Indeed, the major challenge for you is going to be to learn to live with the uncertainty of it all, which is perfectly natural: we all want to know where we’re at in our lives. Astrophysicist Neil deGrasse Tyson said it perfectly:

”The universe is under no obligation to make sense to you.”

Yes, you don’t know where you’re at right now. This will soon change. But for now, stop assuming the worst. Nothing has happened yet. Indeed, what you fear, might never happen. You worrying about it won’t change much, other than increase your stress levels.

And yes, taking on this new attitude will take time, practice and more time. And you’ll get it wrong. That’s all fine, don’t kick yourself. Small steps. One at a time. All you lack is practice. Just keep going.

So, see to get friendly with the idea of not knowing. Learn to trust the universe, conserve your emotional energies and practice being emotionally present in the here-and-now.


Photo by Emma Simpson

It is the only moment where you can implement and actualise change, so:

  • Plan your days, make lists either for work or for whatever needs sorting/fixing around the house (you know there always is…).

  • Maintain your social circles: we’re now allowed to meet friends and family provided we’re socially distanced and are meeting outdoors, could you catch up with old friends, members of the family?

  • We’re also allowed out for proper exercise, so go for a sprint around the park, or when it’s rainy;

  • Consider investing in a snazzy treadmill or other exercise equipment if you're able to, it would also be a perfect way to recreate the “fight” response by letting out aggression:
    o you’ll have lower cortisol levels,
    o higher levels of adrenaline and oxytocin (which in turn will elevate your mood too) and
    o you’re likely to sleep better. Get it!

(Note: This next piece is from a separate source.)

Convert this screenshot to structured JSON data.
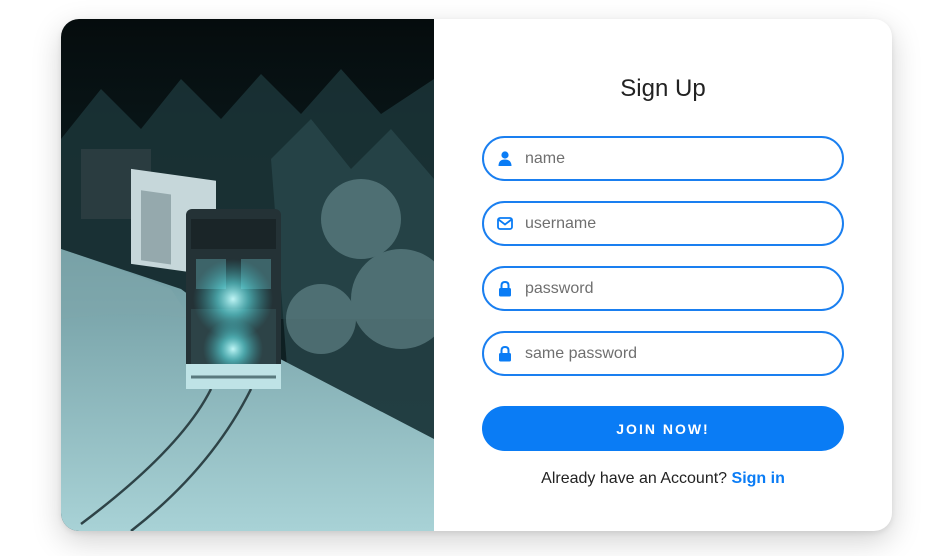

  • Meditate: set a time every day where the house is silent, or where everyone shuts up for an agreed time. Try to focus simply on your breathing. Practice keeping your attention there – you’ll find this a blessing in situations of anxiety, where you’ll eventually be able to snap into mindful-mode. It’s also another excellent way to release cortisol. Use either already mentioned headspace app, or Calm.

  • Especially after your GP has already confirmed you’re healthy, do not go online for any further medical health checks! Instead:

  • Eat healthy: remember, you’ll be under lock-down for several more weeks. Hence, go easy on carbs and sugars, also to maintain stable moods and energy levels; up your intake in veg, fish, protein – but treat yourselves on the weekends to avoid binging the rest of the week.

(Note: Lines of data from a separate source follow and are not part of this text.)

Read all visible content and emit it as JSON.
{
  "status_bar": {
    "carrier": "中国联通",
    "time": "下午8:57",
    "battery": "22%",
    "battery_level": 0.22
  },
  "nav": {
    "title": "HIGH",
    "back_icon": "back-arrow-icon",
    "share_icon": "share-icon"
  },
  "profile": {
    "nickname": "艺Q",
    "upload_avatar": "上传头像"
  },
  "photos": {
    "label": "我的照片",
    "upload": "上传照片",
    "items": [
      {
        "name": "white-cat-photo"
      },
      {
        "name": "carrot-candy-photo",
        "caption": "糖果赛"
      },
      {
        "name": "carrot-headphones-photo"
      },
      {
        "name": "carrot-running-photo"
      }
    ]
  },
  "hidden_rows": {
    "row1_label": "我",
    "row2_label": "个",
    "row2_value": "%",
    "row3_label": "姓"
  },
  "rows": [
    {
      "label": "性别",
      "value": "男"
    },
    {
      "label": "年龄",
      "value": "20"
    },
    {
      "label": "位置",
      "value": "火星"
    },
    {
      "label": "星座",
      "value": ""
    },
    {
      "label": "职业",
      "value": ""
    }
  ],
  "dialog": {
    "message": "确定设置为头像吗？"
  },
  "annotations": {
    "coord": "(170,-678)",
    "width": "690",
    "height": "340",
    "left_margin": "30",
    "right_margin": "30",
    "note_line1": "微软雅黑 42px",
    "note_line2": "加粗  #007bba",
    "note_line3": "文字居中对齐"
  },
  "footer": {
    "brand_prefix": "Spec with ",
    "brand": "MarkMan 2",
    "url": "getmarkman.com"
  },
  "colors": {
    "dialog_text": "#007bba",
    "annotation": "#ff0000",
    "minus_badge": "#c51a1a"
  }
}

  • Focus on the things that are in place, like in doing a gratitude list, e.g.:
    o you having a roof over your head,
    o you having enough food,
    o you living in the 6th wealthiest country with - still –
    o one of the best healthcare systems.

  • Seek to help others: you’d be surprised the huge difference in other’s lives you can make by just a few moments of attentive listening, just a few empathic words or a few shared life experiences. Once you’re aware of your ability and your own value of having made such a positive change in someone’s life, you won’t feel anxious anymore, trust me. Help others. It’s not always about me, me, me.

In closing: seek to leave that anxious headspace by being present in the present. You decide how much you elevate your fears into anxious chapters of your life.

There’s always a different way of viewing things, remember: don’t be constantly up in your anxious head, so you don’t lose perspective – or even worse, your sense of humour!